Does any interval between points in Fat Cantor set have positive measure

Question

Let $C$ be a Fat Cantor set defined on $[0,1]$, and Lebesgue measure $m (C) >0$. Is it true that, if $a<b$ and $(a,b) \cap C \neq \varnothing$, then $m ((a,b) \cap C) >0$?

I believe this to be true, but I find it hard to explain formally. Roughly, if $(a,b) \cap C$ contains at least one remaining interval at a certain stage, then the argument that $C$ has positive measure also guarantees not all measure in $(a,b)$ is hollowed out, i.e., it left some measure. Since at later stage, the remaining intervals looks so "dense" (in verbal sense), I find it reasonable, but these intervals are scattered irregularly, I don't know how to write a formal proof.

Edit: Originally I wrote close interval, and I soon find the answer to be negative, but still want to know the case for open interval. Sorry to the first answerer.

Answer 1

The question has been edited after I posted this answer.

No, you remove some intervals to construct the fat Cantor set. So there are intervals for which the interscetion with $C$ is empty.

Answer 2

For the SVC or "remove the middle fourths" fat Cantor set, the answer to the adjusted question (throwing out cases where $(a,b)\cap C = \emptyset$) is yes.

The key understanding here that if $[p, q]$ is one of the closed intervals in the construction of the set, then $[p,q]\cap C$ is a scaled-down version of $C$ itself. In particular, the affine map $x \mapsto \frac {x-p}{q-p}$ is a bijection between $[p,q] \cap C$ and $C$ itself, as can be seen by noting that it carries $[p,q] \to [0,1]$ and the middle fourth of $[p,q]$ to the middle fourth of $[0,1]$, and similarly for all other removed subintervals. Thus $m([p,q]\cap C) = \frac {q - p}2$.

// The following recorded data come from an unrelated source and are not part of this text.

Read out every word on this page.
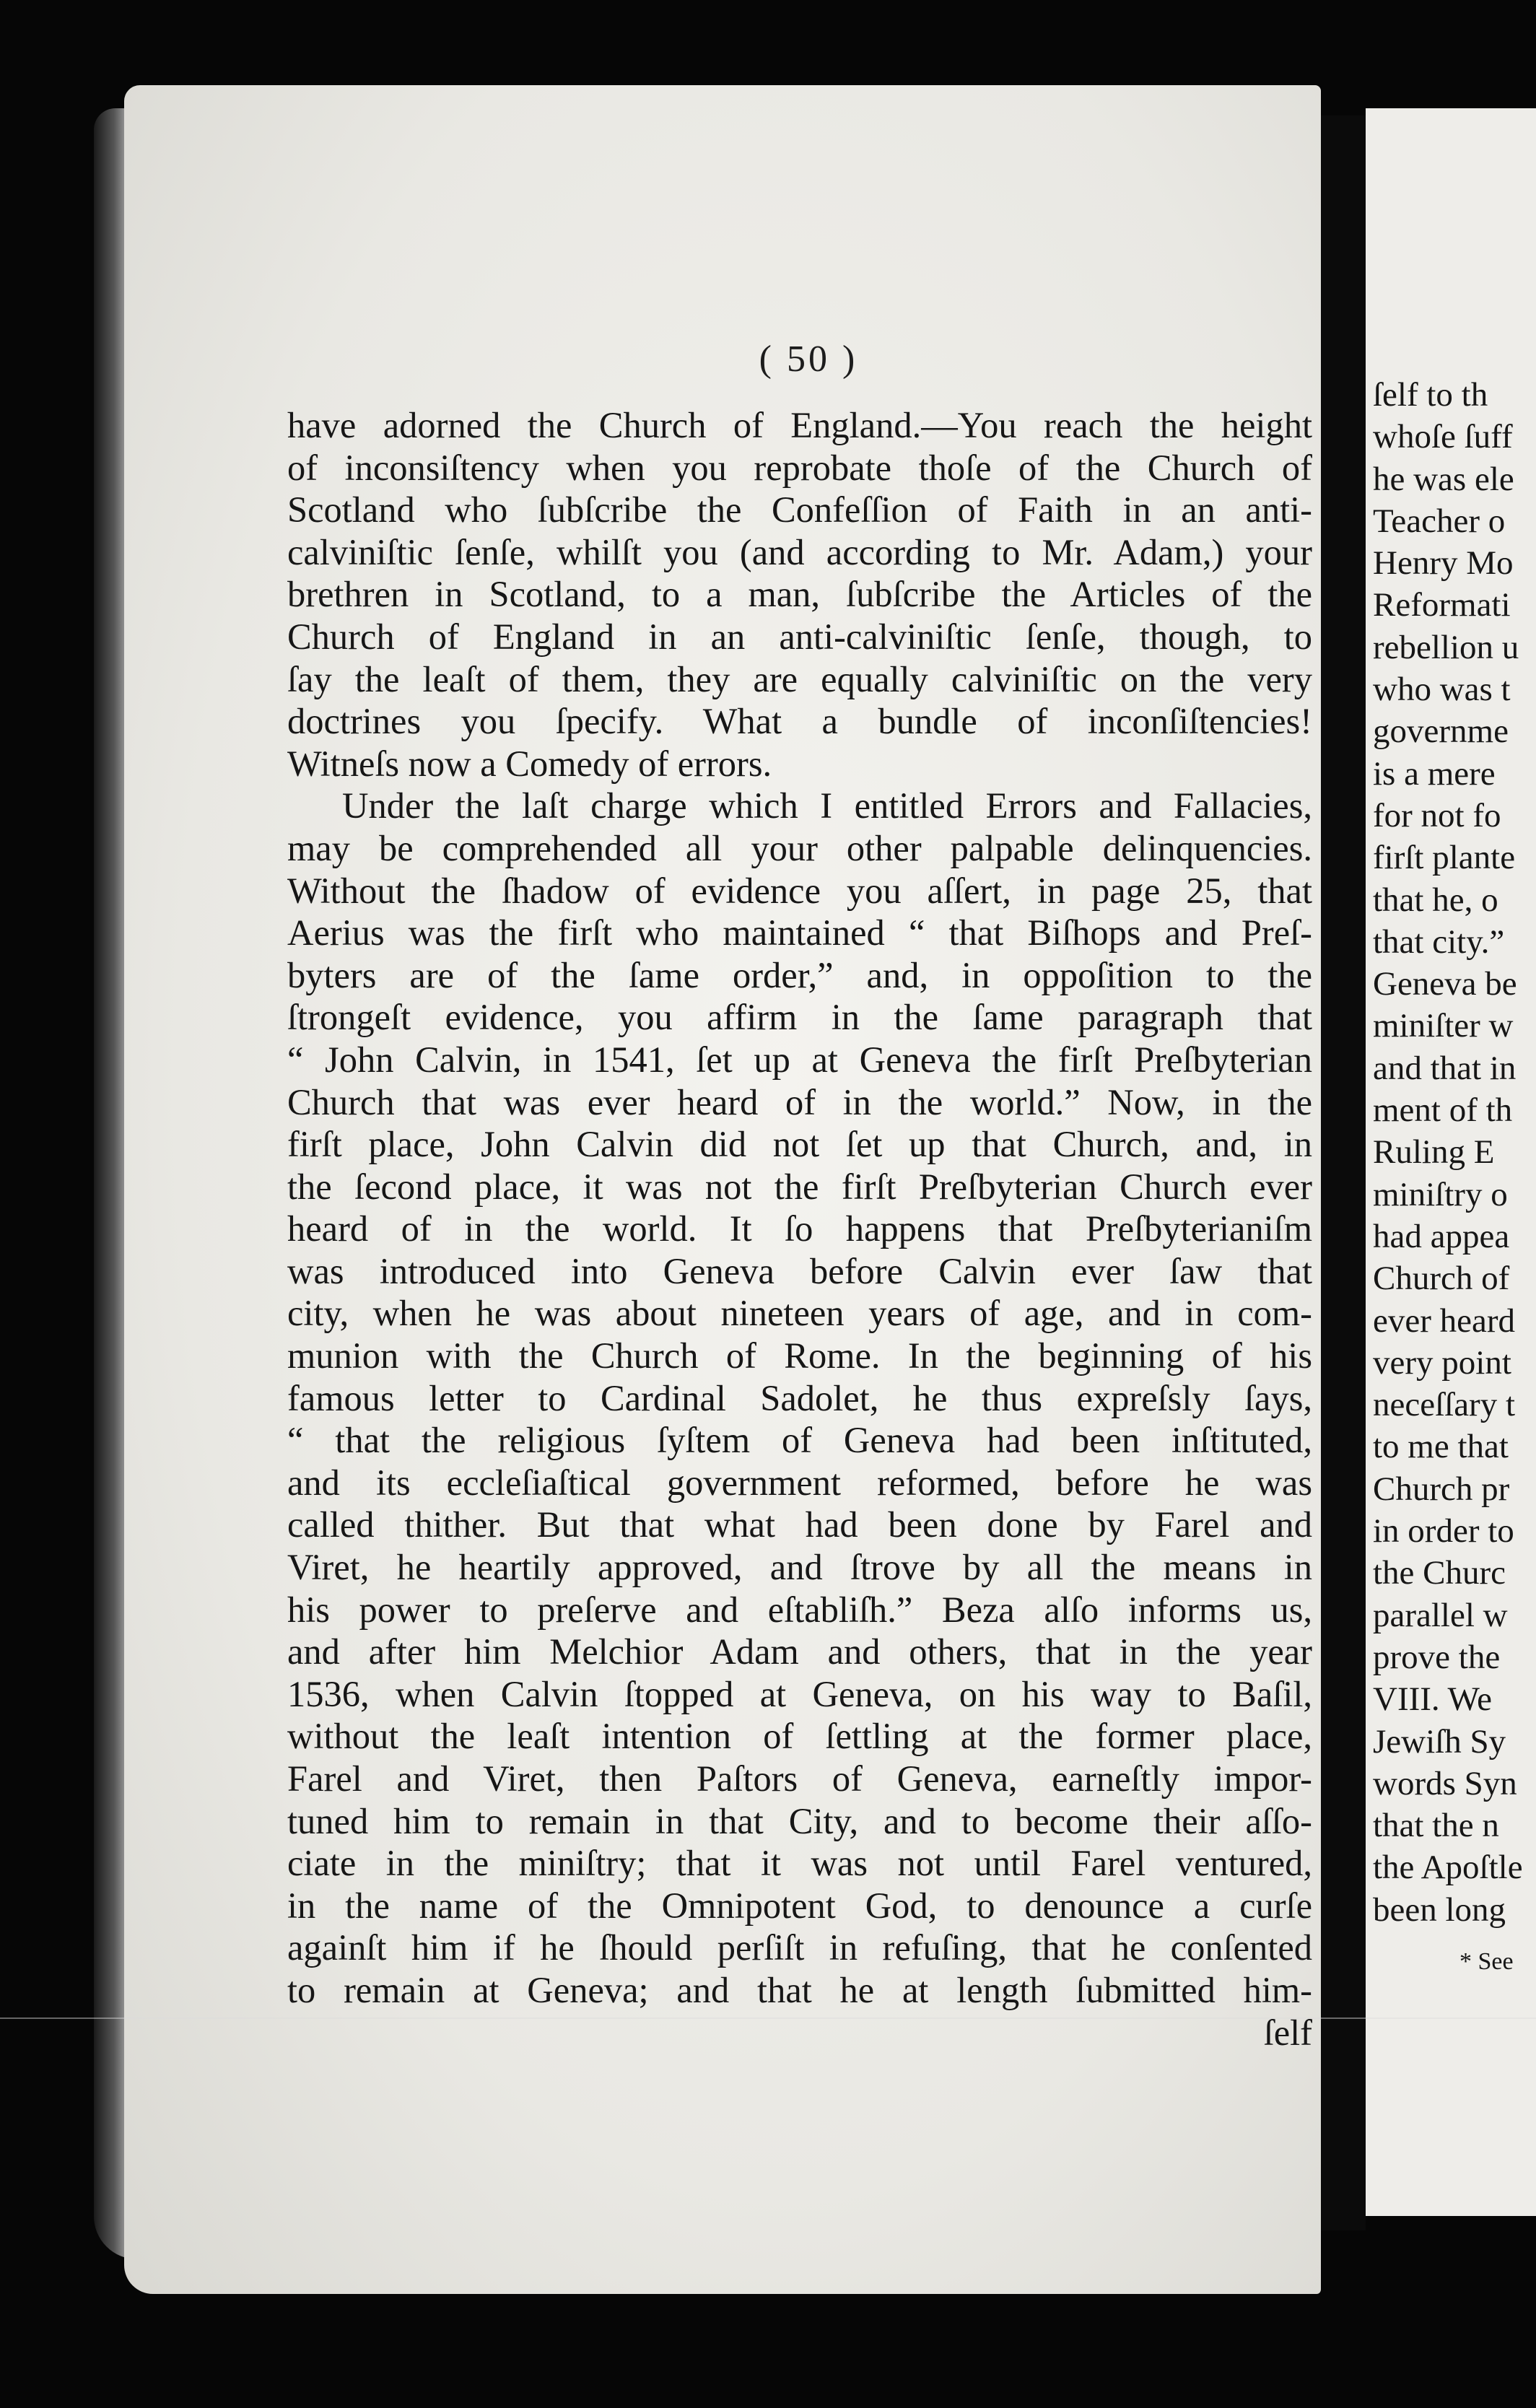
( 50 )
have adorned the Church of England.—You reach the height
of inconsiſtency when you reprobate thoſe of the Church of
Scotland who ſubſcribe the Confeſſion of Faith in an anti-
calviniſtic ſenſe, whilſt you (and according to Mr. Adam,) your
brethren in Scotland, to a man, ſubſcribe the Articles of the
Church of England in an anti-calviniſtic ſenſe, though, to
ſay the leaſt of them, they are equally calviniſtic on the very
doctrines you ſpecify. What a bundle of inconſiſtencies!
Witneſs now a Comedy of errors.
Under the laſt charge which I entitled Errors and Fallacies,
may be comprehended all your other palpable delinquencies.
Without the ſhadow of evidence you aſſert, in page 25, that
Aerius was the firſt who maintained “ that Biſhops and Preſ-
byters are of the ſame order,” and, in oppoſition to the
ſtrongeſt evidence, you affirm in the ſame paragraph that
“ John Calvin, in 1541, ſet up at Geneva the firſt Preſbyterian
Church that was ever heard of in the world.” Now, in the
firſt place, John Calvin did not ſet up that Church, and, in
the ſecond place, it was not the firſt Preſbyterian Church ever
heard of in the world. It ſo happens that Preſbyterianiſm
was introduced into Geneva before Calvin ever ſaw that
city, when he was about nineteen years of age, and in com-
munion with the Church of Rome. In the beginning of his
famous letter to Cardinal Sadolet, he thus expreſsly ſays,
“ that the religious ſyſtem of Geneva had been inſtituted,
and its eccleſiaſtical government reformed, before he was
called thither. But that what had been done by Farel and
Viret, he heartily approved, and ſtrove by all the means in
his power to preſerve and eſtabliſh.” Beza alſo informs us,
and after him Melchior Adam and others, that in the year
1536, when Calvin ſtopped at Geneva, on his way to Baſil,
without the leaſt intention of ſettling at the former place,
Farel and Viret, then Paſtors of Geneva, earneſtly impor-
tuned him to remain in that City, and to become their aſſo-
ciate in the miniſtry; that it was not until Farel ventured,
in the name of the Omnipotent God, to denounce a curſe
againſt him if he ſhould perſiſt in refuſing, that he conſented
to remain at Geneva; and that he at length ſubmitted him-
ſelf
ſelf to th
whoſe ſuff
he was ele
Teacher o
Henry Mo
Reformati
rebellion u
who was t
governme
is a mere
for not fo
firſt plante
that he, o
that city.”
Geneva be
miniſter w
and that in
ment of th
Ruling E
miniſtry o
had appea
Church of
ever heard
very point
neceſſary t
to me that
Church pr
in order to
the Churc
parallel w
prove the
VIII. We
Jewiſh Sy
words Syn
that the n
the Apoſtle
been long
* See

Now let $c \in (a,b) \cap C$. There is some interval $(c - \epsilon, c+\epsilon)$ about $c$ inside $(a,b)$, and because the width of the closed intervals in the construction that contain $c$ go to $0$, there has to be some such interval $[p,q]$ with $c \in [p,q] \subset (c - \epsilon, c+\epsilon)\subset(a,b)$. Therefore $$m((a,b) \cap C) \ge m([p,q] \cap C) > 0$$